Scientists are taking the guesswork out of cannabis by creating appropriate strains and extractions and the following abridged information was published in a Rolling Stone Magazine article.

It was once simply understood that, if you smoked cannabis, it may result in good effects and there may be bad. For example, a strain intended for relaxation might also lead you to gorge an entire box of cookies or a variety intended to ease social anxiety might leave you unable to utter a single coherent sentence however in the new age of designer cannabis, that no longer need to be the case.

As researchers have discovered, cannabis is an incredibly complicated plant. Of the cannabinoids (chemical compounds) which bond to receptors in the human body, the most well-known are THC, which brings about a high and CBD which can relax or alleviate pain. But there are also lesser know ones such as THCV which can lower appetite or CBN, which can help with insomnia. Increasingly, cannabis producers are also focusing on terpenes which are oils which not only give off a pungent aroma but can also influence how cannabinoids affect the body. “We separate the plant and then rebuild, based on what we want it to be,” said Ryan Littman, CEO of California based, medicinal cannabis extraction company, Herbology, “we start with one specific symptom, e.g. does it make you hungry or help you sleep ? — and build things up.”

“Previously, making concentrates could be dangerous, people essentially had a canister and a PVC pipe and were blasting oil in their garage,” said Mehran Moghaddam, founder of another California based all-natural cannabis-oil extraction company, Kurvana. There could be explosions.
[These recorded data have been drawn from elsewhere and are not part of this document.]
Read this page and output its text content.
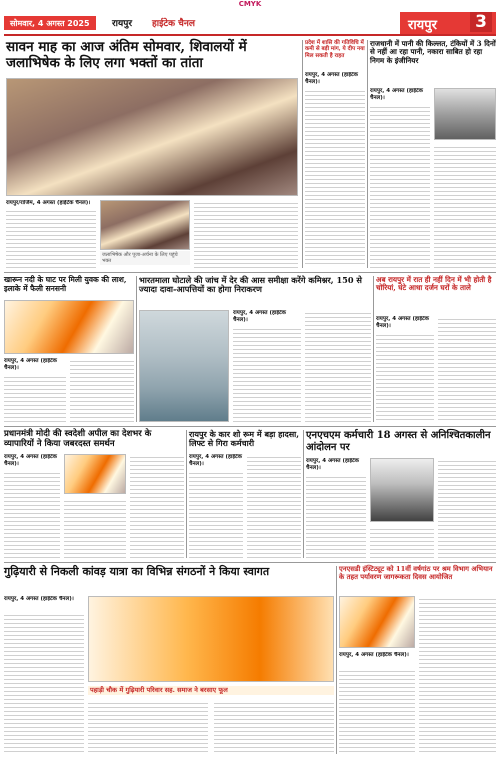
CMYK
सोमवार, 4 अगस्त 2025	रायपुर हाईटेक चैनल	रायपुर 3
सावन माह का आज अंतिम सोमवार, शिवालयों में जलाभिषेक के लिए लगा भक्तों का तांता
रायपुर/राजिम, 4 अगस्त (हाईटेक चैनल)।
जलाभिषेक और पूजा-अर्चना के लिए पहुंचे भक्त
प्रदेश में शासि की गतिविधि में कमी से बड़ी मांग, ये दीप नया मिल सकती है राहत
रायपुर, 4 अगस्त (हाईटेक चैनल)।
राजधानी में पानी की किल्लत, टंकियों में 3 दिनों से नहीं आ रहा पानी, नकारा साबित हो रहा निगम के इंजीनियर
रायपुर, 4 अगस्त (हाईटेक चैनल)।
खारून नदी के घाट पर मिली युवक की लाश, इलाके में फैली सनसनी
रायपुर, 4 अगस्त (हाईटेक चैनल)।
भारतमाला घोटाले की जांच में देर की आस समीक्षा करेंगे कमिश्नर, 150 से ज्यादा दावा-आपत्तियों का होगा निराकरण
रायपुर, 4 अगस्त (हाईटेक चैनल)।
अब रायपुर में रात ही नहीं दिन में भी होती है चोरियां, घंटे आधा दर्जन घरों के ताले
रायपुर, 4 अगस्त (हाईटेक चैनल)।
प्रधानमंत्री मोदी की स्वदेशी अपील का देशभर के व्यापारियों ने किया जबरदस्त समर्थन
रायपुर, 4 अगस्त (हाईटेक चैनल)।
रायपुर के कार शो रूम में बड़ा हादसा, लिफ्ट से गिरा कर्मचारी
रायपुर, 4 अगस्त (हाईटेक चैनल)।
एनएचएम कर्मचारी 18 अगस्त से अनिश्चितकालीन आंदोलन पर
रायपुर, 4 अगस्त (हाईटेक चैनल)।
गुढ़ियारी से निकली कांवड़ यात्रा का विभिन्न संगठनों ने किया स्वागत
रायपुर, 4 अगस्त (हाईटेक चैनल)।
पहाड़ी चौक में गुढ़ियारी परिवार सह. समाज ने बरसाए फूल
एनएसडी इंस्टिट्यूट को 11वीं वर्षगांठ पर श्रम विभाग अभियान के तहत पर्यावरण जागरूकता दिवस आयोजित
रायपुर, 4 अगस्त (हाईटेक चैनल)।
The early days have given way to advanced extraction equipment, breaking cannabis plants down via multiple methods. Extraction can be carried out by soaking in alcohol, or broken down into a liquid by way of multi-facetedCO2 machines. Another method uses butane to extract by way of heat in a vacuum. These concentrates are then made into tinctures, tablets and everything in between.

Designer cannabis strains are not only created in a lab, they can also be selectively cultivated. At Flowr, a cultivation company in Canada, Deron Caplan is using a 62,000 square foot facility to grow cannabis designed to specifically target ailments such as insomnia and opioid addiction etc. We have the ability to control the breeding process, said Caplan. We can produce it consistently every time. According to Dr. Philippe Henry of the Canadian cannabis tech company VSSL, alleviating anxiety remains one of the primary goals of designer strains.

For entry-level users in particular, concentrates could be the key. “One day you’re going to walk into a convenience store wanting something for pain or a hangover, and you’ll find Advil, Tylenol and some of our products,” says Chris Emerson, CEO of the San Francisco-based company Level, which offers varying formulations THC, CBG and other cannabinoids in forms such as rapid-dissolve pills and sublingual strips.

Beyond staving off a headache, medical cannabis products also have exciting potential to help offset the effects of Alzheimer’s, diabetes and cancer etc. It is all in its infancy but with research we’ll be able to call on some of these cultivars and pit them against particular medical problems, said Dr. Lyle Oberg, Flowr’s chief medical officer. Oberg is of the view that cannabis’s anti-inflammatory properties, especially once refined, could ward off or lessen the chance of seizures and help with psoriasis etc.